Out With the Old and In With the New
This beginning of signs Jesus did in Cana of Galilee, and manifested His glory; and His disciples believed in Him.
— John 2:11
15 When He had made a whip of cords, He drove them all out of the temple, with the sheep and the oxen, and poured out the changers’ money and overturned the tables. 16 And He said to those who sold doves, “Take these things away! Do not make My Father’s house a house of merchandise!”
— John 2:15–16
3 Jesus answered and said to him, “Most assuredly, I say to you, unless one is born again, he cannot see the kingdom of God.” 4 Nicodemus said to Him, “How can a man be born when he is old? Can he enter a second time into his mother’s womb and be born?” 5 Jesus answered, “Most assuredly, I say to you, unless one is born of water and the Spirit, he cannot enter the kingdom of God.
— John 3:3–5
John Introduces Jesus
There’s something quite interesting about the way the Apostle John begins his account of Jesus.
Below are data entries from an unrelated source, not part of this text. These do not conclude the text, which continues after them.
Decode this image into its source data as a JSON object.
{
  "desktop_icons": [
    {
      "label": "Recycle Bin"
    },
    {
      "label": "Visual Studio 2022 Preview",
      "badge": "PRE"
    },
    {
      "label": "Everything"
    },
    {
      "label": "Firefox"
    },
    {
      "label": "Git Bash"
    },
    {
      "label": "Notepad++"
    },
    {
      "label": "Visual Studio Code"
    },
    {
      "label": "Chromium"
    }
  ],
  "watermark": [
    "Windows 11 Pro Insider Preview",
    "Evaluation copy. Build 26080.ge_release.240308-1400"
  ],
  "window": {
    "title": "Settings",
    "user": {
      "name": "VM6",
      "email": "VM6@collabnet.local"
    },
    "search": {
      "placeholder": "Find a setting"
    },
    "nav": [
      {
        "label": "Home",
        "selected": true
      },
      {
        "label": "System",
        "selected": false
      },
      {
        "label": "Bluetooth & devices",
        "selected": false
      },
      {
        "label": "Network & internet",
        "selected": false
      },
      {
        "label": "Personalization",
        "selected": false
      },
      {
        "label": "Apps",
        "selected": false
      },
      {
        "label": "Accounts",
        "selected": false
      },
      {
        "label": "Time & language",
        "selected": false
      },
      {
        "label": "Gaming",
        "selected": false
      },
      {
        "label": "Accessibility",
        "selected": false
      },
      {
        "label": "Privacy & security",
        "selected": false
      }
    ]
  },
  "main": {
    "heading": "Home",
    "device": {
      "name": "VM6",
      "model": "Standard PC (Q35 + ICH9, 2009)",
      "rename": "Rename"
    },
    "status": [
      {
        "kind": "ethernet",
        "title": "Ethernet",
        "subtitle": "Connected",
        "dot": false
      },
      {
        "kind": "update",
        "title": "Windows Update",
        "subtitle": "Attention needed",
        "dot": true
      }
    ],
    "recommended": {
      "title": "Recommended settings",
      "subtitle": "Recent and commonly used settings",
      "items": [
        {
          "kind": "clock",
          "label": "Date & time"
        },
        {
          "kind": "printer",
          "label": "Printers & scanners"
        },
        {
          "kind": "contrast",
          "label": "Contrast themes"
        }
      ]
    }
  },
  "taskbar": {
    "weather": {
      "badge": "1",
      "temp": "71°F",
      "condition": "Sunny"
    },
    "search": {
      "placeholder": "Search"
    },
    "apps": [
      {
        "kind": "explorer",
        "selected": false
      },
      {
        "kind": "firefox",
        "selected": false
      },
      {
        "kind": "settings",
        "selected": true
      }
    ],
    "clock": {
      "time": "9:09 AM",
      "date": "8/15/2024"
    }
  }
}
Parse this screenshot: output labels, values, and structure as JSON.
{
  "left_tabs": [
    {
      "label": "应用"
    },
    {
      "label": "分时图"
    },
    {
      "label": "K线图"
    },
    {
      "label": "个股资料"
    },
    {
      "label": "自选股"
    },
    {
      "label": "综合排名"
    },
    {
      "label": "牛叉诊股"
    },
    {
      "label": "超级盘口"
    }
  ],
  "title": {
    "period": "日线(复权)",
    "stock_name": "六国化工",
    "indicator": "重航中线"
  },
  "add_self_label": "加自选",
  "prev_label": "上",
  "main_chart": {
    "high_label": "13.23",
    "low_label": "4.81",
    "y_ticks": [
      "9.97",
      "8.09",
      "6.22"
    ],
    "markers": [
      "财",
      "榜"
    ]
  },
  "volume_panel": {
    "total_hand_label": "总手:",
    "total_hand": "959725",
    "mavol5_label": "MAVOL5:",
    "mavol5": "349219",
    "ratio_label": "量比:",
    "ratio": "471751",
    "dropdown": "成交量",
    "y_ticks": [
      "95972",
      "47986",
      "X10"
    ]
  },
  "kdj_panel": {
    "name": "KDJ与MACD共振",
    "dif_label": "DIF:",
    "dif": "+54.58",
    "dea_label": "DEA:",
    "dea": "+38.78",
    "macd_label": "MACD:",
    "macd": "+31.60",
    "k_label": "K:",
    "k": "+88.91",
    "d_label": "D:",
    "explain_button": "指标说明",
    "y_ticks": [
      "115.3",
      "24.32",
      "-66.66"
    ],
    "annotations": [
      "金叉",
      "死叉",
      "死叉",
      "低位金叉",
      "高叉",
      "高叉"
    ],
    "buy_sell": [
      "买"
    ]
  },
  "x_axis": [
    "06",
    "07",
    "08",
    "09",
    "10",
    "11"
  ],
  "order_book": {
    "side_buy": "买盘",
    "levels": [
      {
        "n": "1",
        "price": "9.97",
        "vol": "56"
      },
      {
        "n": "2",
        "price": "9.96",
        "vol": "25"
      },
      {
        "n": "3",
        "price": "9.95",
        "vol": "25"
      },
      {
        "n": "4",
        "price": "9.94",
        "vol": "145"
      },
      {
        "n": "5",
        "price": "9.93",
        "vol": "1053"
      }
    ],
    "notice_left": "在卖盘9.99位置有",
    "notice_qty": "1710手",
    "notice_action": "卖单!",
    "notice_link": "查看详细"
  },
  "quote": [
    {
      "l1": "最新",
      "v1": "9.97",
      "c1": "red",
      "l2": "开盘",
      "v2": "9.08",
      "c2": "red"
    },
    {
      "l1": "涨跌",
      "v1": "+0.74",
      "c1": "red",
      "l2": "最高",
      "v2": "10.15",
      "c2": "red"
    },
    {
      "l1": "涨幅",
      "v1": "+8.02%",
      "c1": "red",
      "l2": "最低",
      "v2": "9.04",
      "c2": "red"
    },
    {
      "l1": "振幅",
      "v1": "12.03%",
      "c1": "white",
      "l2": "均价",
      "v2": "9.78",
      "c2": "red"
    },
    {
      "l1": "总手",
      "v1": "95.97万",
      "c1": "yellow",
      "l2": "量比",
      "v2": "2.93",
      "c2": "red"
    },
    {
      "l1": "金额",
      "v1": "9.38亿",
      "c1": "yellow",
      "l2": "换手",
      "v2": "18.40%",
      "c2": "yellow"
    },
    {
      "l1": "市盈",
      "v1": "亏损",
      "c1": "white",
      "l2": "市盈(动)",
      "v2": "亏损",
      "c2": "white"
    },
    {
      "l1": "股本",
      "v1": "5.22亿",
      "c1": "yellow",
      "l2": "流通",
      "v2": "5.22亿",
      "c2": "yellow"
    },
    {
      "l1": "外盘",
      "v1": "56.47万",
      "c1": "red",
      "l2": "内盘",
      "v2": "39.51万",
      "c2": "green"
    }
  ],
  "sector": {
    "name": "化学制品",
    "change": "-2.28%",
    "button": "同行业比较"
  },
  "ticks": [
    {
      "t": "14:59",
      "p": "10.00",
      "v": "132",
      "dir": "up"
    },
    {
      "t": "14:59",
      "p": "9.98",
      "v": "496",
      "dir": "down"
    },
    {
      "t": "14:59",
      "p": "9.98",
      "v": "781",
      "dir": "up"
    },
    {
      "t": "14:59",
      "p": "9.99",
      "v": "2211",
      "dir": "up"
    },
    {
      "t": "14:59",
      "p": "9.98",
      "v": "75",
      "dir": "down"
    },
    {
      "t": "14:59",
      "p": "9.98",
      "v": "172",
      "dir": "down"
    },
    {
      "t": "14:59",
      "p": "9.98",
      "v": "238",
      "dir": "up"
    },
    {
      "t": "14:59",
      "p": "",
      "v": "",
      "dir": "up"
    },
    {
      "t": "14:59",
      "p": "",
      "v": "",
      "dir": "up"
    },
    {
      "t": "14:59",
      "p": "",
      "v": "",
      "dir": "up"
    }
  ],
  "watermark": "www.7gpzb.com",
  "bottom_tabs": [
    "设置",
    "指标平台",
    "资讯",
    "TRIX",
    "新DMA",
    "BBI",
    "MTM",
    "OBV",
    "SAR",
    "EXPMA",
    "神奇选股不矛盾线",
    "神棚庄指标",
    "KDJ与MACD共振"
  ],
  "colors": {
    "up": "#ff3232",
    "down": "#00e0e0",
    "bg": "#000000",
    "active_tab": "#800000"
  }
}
After an eloquent introduction in chapter 1 where Jesus, the Word, is revealed as the second person in the Trinity and baptized (in water and the Holy Spirit) in order to fulfill the Old Testament prophecies, John immediately shows Jesus, as the Messiah, bringing in the Kingdom of God.
It’s easy to read past these introductory chapters and miss the significance of the all too familiar stories of Jesus changing the water to wine, overturning the tables, and instructing Nicodemus on how to enter His revealed Kingdom.
But, taken together, these 3 moments in history reveal that Jesus was intensely serious about revealing the Kingdom of God to the chosen people of God, Israel.
The New Sign
Is there a significance in the fact that Jesus turned the water into wine? Possibly, but I won’t pretend to understand that.
What I do think is important, however, is that this act was a miracle. In fact, John says it was Jesus’ first miracle and that it’s affect was quite apparent: his disciples believe in Him. His disciples now had a glimpse into the Kingdom that Jesus was proclaiming.
The New Temple
After Jesus overturned the tables and drove out the merchants, the disgruntled Jews and religious leaders (who no doubt lost some serious coin due to Jesus’ uncustomary action) demanded to know what this was supposed to mean. They are fixed on the natural, the beautiful temple that exists to glorify God.
Jesus, however, is longing to divert their attention to the spiritual.
19 Jesus answered and said to them, “Destroy this temple, and in three days I will raise it up.” 20 Then the Jews said, “It has taken forty-six years to build this temple, and will You raise it up in three days?” 21 But He was speaking of the temple of His body.
— John 2:19–21
The temple building was merely meant to point to a future glory, the glory of God’s plan to redeem mankind through His Son! Jesus, being fully God and fully man, knew the plan of God and the inevitable willing sacrifice He would make.
With remarkable love and clarity, Jesus gives the people the sign in advance, though they are unable to grasp it as they are still transfixed on the building.
The New Life
At the beginning of the next chapter, John gives us a glimpse into a conversation between Jesus and a religious leader who isn’t entirely blinded to the spiritual truth that Jesus has spoken and performed up to this point. In fact, Nicodemus admits that his fellow Pharisees acknowledge that Jesus is a teacher from God. But, before he can ask a question, Jesus gets to the heart of Nicodemus’ thought. He recognizes Jesus’ authority but doesn’t understand why the religious leaders are blind to Jesus’ source.
Jesus makes it quite clear: their focus on the natural is blinding them to the spiritual. The Kingdom of God is being shown by supernatural signs, awaiting supernatural expansion through the destruction and resurrection of the new temple, and experienced through supernatural rebirth into the new life!